Так и сгинула бы дружина Херлауга и Гротгарда, но поспел со своими бондами вовремя Хаконов пащенок, сын рабыни. Спеша в битве участвовать, не дождались родичи знатные со своими людьми бондов, что шли за ними вослед. Теперь тяжкая кара их за гордыню постигла. Однако же, Грютинг и люди его тоже были удивлены, а потому смог Хакон пробиться сквозь окружение. Разглядел он место слабое в рядах напавших оркдальцев, да ударил своими силами там где крылья сходились дружины Грютинга. Крики и звон железа заполонили окрестности, обе дружины сошлись в бою себя позабыв, потому и удалось Хакону юному прорвать кольцо дружины оркдальской. Его удар мог бы крови большой стоить Грютингу, да не спал Ахти великан молодой, со своею дружиной отчаянно он ударил по ополчению бондов. Тяжко было положение воинов Хладира, да вдруг еще хуже заделалось. Выполнил пасынок Гудбрандов уговор с Грютингом и появился прямо за спинами трандхеймских воителей. Ой, тяжек был удар этих бондов по вражьим порядкам! Смотрелись они крестьянами, а бились как опытные вои, щитом да мечем живущие и добычу из викингов справно возившие. Куда настоящим бондам супротив такой силы? Хоть было у Ахти лишь сотни полторы воев, но смяли они все порядки юному Хакону.

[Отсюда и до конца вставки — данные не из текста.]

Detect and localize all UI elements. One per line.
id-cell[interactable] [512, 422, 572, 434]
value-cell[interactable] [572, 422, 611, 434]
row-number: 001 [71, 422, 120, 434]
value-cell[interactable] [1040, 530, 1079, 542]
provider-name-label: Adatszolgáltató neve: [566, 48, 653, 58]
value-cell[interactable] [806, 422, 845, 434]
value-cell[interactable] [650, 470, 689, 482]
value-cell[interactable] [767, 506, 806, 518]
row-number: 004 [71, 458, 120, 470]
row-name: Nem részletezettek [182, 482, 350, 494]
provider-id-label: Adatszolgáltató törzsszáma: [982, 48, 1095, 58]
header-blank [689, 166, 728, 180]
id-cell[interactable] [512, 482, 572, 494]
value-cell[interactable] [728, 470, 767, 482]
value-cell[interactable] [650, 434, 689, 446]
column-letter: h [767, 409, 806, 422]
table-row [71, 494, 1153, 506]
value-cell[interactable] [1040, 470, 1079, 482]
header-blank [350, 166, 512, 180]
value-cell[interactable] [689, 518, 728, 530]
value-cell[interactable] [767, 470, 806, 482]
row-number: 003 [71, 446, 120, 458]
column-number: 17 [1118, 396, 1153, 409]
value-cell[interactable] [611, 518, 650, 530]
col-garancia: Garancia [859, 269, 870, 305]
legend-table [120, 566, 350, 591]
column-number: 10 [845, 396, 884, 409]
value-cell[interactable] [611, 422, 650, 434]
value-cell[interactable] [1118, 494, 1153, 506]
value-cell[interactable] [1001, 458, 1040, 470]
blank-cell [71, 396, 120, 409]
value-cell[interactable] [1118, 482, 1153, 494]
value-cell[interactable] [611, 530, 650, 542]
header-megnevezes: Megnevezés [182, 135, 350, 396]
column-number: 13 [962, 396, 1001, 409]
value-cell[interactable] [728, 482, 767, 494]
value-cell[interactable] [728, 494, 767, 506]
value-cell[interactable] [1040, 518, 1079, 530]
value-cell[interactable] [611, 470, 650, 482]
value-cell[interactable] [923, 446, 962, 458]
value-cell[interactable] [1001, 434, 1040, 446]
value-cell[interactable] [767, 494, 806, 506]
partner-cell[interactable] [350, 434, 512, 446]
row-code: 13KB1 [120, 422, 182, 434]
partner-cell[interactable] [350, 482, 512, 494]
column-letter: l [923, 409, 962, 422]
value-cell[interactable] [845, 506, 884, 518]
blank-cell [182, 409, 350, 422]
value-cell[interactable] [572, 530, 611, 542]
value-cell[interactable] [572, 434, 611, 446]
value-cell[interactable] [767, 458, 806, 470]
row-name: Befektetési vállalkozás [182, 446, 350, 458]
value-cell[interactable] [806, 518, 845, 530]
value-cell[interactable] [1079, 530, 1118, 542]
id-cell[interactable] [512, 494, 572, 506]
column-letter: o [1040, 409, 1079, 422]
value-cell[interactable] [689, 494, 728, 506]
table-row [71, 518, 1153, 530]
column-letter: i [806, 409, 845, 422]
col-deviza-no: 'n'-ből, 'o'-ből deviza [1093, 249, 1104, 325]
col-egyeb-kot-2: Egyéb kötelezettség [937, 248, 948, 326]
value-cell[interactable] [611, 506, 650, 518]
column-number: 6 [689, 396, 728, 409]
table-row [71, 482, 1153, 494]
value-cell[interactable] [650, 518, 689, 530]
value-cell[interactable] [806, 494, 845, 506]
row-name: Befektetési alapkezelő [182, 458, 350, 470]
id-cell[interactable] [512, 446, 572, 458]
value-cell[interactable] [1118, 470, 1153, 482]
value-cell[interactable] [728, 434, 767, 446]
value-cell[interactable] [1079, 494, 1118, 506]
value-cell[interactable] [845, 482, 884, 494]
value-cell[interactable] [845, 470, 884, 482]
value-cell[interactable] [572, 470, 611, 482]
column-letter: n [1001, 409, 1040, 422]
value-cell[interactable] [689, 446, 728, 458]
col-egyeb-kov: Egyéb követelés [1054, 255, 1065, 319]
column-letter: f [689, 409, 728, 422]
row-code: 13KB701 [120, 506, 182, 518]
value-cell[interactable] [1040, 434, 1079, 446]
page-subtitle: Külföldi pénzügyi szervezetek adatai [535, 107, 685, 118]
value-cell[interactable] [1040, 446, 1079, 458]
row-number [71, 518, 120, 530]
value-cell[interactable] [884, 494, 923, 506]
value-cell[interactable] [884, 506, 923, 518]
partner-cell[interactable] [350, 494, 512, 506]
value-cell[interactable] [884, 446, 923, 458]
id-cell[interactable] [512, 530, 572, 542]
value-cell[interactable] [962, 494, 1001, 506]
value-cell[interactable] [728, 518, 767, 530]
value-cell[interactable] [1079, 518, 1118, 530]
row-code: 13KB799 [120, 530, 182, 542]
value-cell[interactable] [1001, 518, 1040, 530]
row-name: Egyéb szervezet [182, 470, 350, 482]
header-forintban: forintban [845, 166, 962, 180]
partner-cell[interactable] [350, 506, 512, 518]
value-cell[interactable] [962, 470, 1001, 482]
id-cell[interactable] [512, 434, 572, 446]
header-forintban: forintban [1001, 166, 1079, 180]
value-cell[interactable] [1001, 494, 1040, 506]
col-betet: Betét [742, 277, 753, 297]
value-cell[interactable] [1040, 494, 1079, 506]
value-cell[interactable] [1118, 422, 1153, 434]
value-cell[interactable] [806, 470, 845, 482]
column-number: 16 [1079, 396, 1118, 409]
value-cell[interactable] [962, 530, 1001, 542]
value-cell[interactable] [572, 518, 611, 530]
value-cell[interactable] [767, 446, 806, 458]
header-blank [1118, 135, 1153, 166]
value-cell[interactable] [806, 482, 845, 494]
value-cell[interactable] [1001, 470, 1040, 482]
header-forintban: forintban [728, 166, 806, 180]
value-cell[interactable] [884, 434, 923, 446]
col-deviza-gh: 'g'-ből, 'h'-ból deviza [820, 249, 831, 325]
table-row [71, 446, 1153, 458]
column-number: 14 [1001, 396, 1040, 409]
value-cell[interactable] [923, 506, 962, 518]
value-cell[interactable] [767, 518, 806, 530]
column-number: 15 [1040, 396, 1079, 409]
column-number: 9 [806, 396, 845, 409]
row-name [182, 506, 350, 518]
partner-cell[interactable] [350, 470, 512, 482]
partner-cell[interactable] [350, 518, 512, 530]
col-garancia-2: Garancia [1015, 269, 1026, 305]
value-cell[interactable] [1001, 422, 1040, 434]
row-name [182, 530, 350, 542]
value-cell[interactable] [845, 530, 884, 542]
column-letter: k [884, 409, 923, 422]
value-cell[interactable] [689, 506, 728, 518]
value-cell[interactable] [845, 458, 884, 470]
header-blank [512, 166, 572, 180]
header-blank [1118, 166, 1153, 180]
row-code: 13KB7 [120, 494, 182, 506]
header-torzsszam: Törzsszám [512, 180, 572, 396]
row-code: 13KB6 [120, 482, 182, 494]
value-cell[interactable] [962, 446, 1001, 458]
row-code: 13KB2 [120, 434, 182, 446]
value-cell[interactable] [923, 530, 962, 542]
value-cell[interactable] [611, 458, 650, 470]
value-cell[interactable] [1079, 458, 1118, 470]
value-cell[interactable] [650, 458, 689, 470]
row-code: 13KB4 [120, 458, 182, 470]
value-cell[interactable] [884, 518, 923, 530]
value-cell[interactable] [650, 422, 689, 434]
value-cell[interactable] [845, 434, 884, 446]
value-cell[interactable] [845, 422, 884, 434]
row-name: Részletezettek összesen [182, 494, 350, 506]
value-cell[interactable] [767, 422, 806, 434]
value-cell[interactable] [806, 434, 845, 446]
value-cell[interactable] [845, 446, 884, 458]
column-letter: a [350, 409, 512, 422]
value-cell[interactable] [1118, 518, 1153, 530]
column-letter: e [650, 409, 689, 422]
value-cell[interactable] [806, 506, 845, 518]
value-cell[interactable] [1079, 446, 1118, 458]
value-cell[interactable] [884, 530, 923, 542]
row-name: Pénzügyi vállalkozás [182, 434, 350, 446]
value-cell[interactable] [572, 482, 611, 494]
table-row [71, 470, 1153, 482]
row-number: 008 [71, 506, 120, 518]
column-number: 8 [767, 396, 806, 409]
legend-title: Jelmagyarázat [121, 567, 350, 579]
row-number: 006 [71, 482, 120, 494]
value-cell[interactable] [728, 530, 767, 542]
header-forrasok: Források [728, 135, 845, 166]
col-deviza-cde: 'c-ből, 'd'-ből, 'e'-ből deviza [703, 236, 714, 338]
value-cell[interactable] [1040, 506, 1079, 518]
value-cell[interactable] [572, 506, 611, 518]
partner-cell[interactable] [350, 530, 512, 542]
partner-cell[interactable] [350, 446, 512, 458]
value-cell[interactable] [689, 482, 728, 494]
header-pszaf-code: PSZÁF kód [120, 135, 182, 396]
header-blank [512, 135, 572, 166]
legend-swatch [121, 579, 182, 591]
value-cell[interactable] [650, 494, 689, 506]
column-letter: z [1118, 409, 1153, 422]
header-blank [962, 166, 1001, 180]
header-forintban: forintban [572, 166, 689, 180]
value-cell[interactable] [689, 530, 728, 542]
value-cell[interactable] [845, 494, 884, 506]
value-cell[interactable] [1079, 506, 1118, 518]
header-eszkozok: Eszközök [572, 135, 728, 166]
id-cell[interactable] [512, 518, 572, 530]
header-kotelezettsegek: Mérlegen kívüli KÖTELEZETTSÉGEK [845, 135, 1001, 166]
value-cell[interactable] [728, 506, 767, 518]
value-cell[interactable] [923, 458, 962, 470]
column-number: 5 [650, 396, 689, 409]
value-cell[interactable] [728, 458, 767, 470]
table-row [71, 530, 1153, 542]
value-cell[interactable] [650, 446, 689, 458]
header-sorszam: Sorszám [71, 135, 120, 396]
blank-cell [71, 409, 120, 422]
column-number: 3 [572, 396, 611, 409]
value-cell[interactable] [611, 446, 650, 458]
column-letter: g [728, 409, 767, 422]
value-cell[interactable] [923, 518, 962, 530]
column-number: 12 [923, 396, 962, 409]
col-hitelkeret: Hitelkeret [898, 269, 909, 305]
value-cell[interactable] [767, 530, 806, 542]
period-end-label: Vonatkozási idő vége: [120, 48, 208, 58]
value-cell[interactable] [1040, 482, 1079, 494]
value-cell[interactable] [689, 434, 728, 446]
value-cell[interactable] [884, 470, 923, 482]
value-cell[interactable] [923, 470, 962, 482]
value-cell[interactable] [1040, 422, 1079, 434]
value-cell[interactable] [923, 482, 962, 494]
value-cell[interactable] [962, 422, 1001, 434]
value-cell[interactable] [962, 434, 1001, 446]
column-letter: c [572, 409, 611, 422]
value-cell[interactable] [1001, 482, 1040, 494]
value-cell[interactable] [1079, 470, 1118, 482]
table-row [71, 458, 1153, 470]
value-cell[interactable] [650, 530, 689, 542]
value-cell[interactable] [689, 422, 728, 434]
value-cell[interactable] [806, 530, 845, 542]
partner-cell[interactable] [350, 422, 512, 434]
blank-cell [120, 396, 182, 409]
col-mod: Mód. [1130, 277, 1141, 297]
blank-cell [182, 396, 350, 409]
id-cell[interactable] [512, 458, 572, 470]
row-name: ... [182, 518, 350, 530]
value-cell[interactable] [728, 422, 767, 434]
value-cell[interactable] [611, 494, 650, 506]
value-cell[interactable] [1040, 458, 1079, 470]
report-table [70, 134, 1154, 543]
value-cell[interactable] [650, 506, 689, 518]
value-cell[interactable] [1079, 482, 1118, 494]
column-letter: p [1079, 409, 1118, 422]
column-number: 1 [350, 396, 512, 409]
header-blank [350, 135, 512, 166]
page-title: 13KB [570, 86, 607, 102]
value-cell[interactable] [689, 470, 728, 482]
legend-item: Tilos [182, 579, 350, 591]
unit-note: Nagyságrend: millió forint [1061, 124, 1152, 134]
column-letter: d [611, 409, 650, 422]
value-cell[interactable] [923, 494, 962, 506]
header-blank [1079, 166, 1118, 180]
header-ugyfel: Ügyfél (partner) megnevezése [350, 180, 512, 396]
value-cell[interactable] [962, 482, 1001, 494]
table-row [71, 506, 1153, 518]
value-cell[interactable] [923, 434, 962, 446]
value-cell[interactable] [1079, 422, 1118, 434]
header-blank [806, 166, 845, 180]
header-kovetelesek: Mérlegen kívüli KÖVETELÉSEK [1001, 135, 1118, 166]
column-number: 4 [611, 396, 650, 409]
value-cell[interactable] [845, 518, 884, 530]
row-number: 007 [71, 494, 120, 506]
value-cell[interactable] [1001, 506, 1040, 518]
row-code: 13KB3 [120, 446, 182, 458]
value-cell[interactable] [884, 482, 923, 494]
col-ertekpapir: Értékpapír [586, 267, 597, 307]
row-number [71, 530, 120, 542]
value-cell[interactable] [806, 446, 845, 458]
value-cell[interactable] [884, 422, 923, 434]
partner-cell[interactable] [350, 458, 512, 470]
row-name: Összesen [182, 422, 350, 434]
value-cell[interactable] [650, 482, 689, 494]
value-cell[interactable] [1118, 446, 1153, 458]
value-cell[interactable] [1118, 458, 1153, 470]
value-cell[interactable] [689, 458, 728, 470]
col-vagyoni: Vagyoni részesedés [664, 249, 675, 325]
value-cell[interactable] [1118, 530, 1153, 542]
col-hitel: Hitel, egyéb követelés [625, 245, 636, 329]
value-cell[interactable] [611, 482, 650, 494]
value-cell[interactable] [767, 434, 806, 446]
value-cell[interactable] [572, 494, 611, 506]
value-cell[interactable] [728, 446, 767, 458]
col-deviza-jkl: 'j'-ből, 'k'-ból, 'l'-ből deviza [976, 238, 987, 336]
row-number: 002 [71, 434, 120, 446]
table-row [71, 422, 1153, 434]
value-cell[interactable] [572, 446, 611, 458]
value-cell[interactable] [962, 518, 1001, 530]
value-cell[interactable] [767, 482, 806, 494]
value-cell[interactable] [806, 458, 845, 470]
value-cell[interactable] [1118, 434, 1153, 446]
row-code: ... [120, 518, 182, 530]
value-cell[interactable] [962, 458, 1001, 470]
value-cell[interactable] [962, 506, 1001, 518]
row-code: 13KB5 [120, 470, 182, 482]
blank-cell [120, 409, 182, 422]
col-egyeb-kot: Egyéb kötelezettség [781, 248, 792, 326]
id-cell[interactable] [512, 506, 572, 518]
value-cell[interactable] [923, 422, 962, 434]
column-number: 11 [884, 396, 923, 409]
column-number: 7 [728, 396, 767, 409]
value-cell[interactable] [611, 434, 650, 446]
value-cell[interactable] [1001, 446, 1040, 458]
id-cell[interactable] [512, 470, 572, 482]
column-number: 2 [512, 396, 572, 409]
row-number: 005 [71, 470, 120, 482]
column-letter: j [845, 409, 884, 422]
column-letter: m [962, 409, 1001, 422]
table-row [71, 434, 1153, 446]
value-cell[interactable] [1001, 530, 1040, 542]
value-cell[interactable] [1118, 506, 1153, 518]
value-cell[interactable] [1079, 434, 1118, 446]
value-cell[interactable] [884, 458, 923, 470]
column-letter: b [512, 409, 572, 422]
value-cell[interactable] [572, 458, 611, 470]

Легкой пушинкой молот могучего воина разносил вставших на его пути землепашцев, гася их удар в спину оркдальской дружине. Смеялся Ахти-великан, когда кости ломал, да черепа дробил, было ему в радость сражение это, ибо память о Хрингасакре лишь кровь врагов смыть могла. А подле него вои верные шли, да недоумевали вражеские бонды, почему клинки и копья их, плащи драные пробивая, с железом, а не податливой плотью встречаются - да кто же мог заподозрить, что у таких оборванцев кольчуги двойного плетения надеты крепкие. Молотил Ахти без устали - где щитом бил, где молотом, а как молот из рук выпустил, оставив его в груди врага проломленной, так чье-то копье подхватил, да колоть стал. Копье преломилось - топор в руке Йотуна оказался, и чем бы не сражался воин грозный - оставались вокруг него лишь убитые и раненые, повторял свой подвиг хрингасакрский Ахти, уж больше полутора десятков врагов к Одину отправил, а других навсегда ущербными и увечными оставил.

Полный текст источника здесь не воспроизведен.